A day in the life of a monk
Saint Benedict wrote that a monk should prefer nothing to the work of God - the Divine Office or Liturgy of the Hours. The monastic day is therefore built around set times of prayer, although there are also periods of work and recreation as well as mealtimes. The day begins at 5.40 a.m. when the rising bell sounds and the monks then gather in the Abbey church for the first prayers of the day, Matins, at 6.00 a.m. This is followed by a period of quiet prayer before Lauds (Morning Prayer) at 7.30 a.m. and then breakfast. Conventual Mass is celebrated in the Abbey church at 8.45 a.m.
The rest of the morning is dedicated to work, with Midday Prayer taking place at 1.00pm. Lunch follows and the rest of the afternoon is devoted to Manual Labour or other work. A period of work and spiritual reading follows in the early evening before the celebration of Vespers at 6.00 p.m. This is followed by half-an-hour of lectio divina, with supper at 7.00 p.m. Compline, or Night Prayer, is at 8.15 p.m. After Night Prayer the Summum Silentium, the Great Silence, begins and is observed throughout the monastery until Morning Prayer.
This is sometimes called ‘Vigils’ and some communities get up in the middle of the night to pray it, while all around them sleep. As well as psalms it includes a couple of substantial readings, one from Scripture, another from the early Church Fathers. It lasts about 40 minutes. This gives us fuel for the private prayer that follows.
This is Morning Prayer, and the tone is celebratory, full of praise and thanksgiving. It lasts about 25 minutes and is followed by breakfast.
This is not part of the series of prayer services, because it is in a category of its own. It is the sacrament of the day, in which we offer ourselves to the Father with Jesus, and commune with Jesus himself.
Little Hour, 1.00pm
For us this replaces the old Prime, Terce, Sext and None, the short offices that punctuate the day. It lasts approximately ten minutes. Lunch follows.
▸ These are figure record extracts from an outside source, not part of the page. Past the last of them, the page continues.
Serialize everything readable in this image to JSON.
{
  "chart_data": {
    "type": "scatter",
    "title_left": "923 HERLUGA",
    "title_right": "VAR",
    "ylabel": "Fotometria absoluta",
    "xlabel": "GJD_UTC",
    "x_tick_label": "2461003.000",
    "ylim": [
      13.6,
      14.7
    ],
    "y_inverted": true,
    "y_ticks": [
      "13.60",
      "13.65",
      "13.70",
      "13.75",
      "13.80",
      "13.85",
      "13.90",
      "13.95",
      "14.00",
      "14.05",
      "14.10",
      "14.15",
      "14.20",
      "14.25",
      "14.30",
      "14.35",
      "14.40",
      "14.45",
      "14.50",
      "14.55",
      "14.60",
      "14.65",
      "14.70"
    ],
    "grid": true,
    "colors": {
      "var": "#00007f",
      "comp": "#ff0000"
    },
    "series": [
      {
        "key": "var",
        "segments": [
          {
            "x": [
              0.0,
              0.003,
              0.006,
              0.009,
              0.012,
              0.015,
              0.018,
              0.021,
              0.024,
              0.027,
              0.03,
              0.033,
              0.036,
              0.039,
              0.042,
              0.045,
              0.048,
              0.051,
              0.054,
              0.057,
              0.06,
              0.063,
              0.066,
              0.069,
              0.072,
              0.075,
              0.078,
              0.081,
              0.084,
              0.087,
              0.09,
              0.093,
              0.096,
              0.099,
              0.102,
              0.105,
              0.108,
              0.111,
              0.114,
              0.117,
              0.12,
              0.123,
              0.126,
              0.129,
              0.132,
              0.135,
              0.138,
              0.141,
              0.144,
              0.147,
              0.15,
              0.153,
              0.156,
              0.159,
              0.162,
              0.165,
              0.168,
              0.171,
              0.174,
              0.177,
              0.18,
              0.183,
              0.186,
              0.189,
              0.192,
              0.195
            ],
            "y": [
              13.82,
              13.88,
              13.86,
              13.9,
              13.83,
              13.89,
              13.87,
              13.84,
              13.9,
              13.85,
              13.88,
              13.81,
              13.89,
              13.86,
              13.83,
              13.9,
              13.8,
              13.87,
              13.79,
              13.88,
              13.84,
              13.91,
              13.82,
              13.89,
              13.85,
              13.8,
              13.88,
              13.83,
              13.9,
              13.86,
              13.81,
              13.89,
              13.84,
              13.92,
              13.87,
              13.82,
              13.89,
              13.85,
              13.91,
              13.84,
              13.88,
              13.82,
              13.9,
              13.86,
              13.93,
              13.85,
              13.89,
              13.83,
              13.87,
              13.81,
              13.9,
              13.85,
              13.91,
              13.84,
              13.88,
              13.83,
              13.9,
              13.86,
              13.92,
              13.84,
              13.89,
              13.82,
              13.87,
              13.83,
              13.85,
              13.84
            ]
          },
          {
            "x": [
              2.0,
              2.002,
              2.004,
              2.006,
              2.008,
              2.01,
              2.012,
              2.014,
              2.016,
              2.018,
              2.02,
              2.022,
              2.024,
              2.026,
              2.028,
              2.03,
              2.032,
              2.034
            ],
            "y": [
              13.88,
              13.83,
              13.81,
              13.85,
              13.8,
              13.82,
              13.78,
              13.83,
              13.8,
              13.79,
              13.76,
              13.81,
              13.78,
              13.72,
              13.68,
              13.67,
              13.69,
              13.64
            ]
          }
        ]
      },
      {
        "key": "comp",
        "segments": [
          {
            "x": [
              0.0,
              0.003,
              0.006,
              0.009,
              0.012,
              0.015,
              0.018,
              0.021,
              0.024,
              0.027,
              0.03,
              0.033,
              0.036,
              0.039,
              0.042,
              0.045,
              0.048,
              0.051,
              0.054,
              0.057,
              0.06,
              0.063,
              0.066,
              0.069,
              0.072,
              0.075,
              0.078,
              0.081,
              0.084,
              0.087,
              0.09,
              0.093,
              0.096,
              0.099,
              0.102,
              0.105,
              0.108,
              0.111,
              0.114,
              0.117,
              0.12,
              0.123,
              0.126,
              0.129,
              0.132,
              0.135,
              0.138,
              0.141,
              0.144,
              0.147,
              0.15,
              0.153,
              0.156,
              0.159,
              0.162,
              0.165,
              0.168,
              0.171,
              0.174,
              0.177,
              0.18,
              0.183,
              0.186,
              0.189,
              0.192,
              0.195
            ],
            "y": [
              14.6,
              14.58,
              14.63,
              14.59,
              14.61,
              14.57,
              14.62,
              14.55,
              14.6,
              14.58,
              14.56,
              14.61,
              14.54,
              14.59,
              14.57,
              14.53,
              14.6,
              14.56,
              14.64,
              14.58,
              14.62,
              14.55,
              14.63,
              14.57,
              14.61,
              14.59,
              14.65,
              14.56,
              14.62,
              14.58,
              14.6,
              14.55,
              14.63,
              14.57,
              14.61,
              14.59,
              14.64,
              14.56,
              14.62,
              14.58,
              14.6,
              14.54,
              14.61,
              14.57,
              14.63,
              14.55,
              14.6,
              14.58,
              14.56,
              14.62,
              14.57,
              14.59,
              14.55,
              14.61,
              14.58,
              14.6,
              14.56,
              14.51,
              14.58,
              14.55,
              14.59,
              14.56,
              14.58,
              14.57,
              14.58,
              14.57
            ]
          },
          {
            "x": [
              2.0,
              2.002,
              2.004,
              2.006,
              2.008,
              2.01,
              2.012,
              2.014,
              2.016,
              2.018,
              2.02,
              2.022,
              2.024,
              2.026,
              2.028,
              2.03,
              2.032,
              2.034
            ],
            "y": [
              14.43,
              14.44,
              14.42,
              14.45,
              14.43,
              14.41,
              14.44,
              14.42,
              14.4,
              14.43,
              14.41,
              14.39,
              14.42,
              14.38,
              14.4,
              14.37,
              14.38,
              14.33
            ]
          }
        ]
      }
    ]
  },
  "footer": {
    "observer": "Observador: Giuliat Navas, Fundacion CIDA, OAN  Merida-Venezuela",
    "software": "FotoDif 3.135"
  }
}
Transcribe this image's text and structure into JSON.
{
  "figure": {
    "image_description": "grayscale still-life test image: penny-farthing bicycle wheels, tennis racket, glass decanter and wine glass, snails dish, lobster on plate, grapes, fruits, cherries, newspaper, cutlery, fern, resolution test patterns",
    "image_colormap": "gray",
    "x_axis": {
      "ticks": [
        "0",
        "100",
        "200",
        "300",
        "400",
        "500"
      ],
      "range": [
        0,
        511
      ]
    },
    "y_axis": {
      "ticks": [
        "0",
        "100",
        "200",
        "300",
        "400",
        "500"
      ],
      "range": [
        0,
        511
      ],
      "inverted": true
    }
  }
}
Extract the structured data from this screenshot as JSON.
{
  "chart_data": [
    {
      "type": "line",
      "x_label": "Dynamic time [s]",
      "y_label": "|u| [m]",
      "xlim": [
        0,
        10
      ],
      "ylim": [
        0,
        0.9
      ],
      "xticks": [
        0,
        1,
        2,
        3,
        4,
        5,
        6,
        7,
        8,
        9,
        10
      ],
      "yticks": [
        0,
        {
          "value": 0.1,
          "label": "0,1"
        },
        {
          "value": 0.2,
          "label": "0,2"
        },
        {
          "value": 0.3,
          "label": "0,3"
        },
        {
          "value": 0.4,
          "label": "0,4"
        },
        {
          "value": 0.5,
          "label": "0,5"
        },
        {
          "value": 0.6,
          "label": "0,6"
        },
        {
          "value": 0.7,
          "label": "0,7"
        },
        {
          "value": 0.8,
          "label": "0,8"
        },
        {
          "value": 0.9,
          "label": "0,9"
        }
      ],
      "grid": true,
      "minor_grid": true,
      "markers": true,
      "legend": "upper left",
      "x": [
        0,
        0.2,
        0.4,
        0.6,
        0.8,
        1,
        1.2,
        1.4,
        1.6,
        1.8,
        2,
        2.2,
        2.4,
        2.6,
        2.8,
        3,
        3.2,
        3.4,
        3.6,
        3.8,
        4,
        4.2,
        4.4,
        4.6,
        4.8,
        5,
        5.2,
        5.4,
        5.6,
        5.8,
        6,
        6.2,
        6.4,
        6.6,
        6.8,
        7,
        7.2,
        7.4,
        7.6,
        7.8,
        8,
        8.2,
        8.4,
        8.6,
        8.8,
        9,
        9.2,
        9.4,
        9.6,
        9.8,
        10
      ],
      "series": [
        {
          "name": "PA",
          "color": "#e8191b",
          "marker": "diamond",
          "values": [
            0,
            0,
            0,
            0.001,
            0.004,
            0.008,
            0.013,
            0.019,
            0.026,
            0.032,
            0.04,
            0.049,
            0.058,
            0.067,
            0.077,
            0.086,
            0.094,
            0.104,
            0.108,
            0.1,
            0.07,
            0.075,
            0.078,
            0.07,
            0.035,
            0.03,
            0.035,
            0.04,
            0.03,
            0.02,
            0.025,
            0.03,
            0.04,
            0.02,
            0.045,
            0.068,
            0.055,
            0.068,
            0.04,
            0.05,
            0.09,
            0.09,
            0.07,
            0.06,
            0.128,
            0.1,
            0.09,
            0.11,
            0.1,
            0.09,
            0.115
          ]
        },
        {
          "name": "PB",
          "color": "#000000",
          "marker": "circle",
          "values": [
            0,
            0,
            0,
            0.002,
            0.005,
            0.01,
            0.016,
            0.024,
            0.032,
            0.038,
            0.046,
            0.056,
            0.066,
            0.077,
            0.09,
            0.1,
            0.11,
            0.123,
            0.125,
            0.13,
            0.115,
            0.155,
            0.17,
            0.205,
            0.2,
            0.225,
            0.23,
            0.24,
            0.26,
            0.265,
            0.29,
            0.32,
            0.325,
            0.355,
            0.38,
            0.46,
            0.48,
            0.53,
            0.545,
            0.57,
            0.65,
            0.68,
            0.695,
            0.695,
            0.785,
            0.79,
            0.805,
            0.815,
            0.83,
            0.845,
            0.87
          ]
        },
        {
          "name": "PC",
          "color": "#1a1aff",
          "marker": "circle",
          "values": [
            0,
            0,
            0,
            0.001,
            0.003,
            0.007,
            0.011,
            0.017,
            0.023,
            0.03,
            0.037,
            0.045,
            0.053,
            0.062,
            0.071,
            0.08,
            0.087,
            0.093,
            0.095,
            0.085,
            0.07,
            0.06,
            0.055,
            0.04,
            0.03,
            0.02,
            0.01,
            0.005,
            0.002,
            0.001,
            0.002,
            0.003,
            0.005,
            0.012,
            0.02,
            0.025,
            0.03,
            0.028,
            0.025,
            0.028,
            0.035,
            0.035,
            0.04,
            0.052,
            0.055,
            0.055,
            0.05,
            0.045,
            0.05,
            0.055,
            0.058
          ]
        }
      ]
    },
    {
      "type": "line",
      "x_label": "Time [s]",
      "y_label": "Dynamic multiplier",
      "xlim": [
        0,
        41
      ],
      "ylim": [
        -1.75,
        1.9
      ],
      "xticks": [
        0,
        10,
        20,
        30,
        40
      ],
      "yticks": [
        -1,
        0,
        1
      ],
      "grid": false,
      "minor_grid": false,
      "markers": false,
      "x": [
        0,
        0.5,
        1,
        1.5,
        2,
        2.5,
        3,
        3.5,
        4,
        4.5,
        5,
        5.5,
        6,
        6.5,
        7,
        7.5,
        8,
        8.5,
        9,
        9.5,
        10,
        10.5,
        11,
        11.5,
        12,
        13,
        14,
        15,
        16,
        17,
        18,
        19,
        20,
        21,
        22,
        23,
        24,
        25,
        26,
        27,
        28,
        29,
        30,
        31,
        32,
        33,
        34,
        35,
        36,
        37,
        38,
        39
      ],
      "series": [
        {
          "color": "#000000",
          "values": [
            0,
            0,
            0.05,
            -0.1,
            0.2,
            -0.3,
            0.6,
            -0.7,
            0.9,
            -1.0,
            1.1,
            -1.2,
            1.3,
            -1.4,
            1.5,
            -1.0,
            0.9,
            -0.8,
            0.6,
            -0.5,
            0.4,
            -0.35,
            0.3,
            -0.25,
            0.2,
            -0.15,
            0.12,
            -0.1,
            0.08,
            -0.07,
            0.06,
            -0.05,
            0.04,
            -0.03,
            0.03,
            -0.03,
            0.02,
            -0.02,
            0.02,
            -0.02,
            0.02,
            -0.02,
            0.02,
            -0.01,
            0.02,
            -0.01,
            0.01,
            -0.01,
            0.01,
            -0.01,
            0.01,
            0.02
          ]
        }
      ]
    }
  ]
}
This is the second principal office of the day, Evening Prayer. At Ampleforth we sing it in Latin, in Gregorian Chant. It lasts 25 minutes and is followed by half an hour of Lectio Divina, and then supper.
This is Night Prayer. It begins with a reading from the Rule of Our Holy Father Benedict. All the psalms, readings and prayers are about protection, safety and the love of God. It lasts 15 minutes and is followed by an antiphon to Our Lady in Gregorian Chant. Silence lasts from the end of this office until Matins the next day.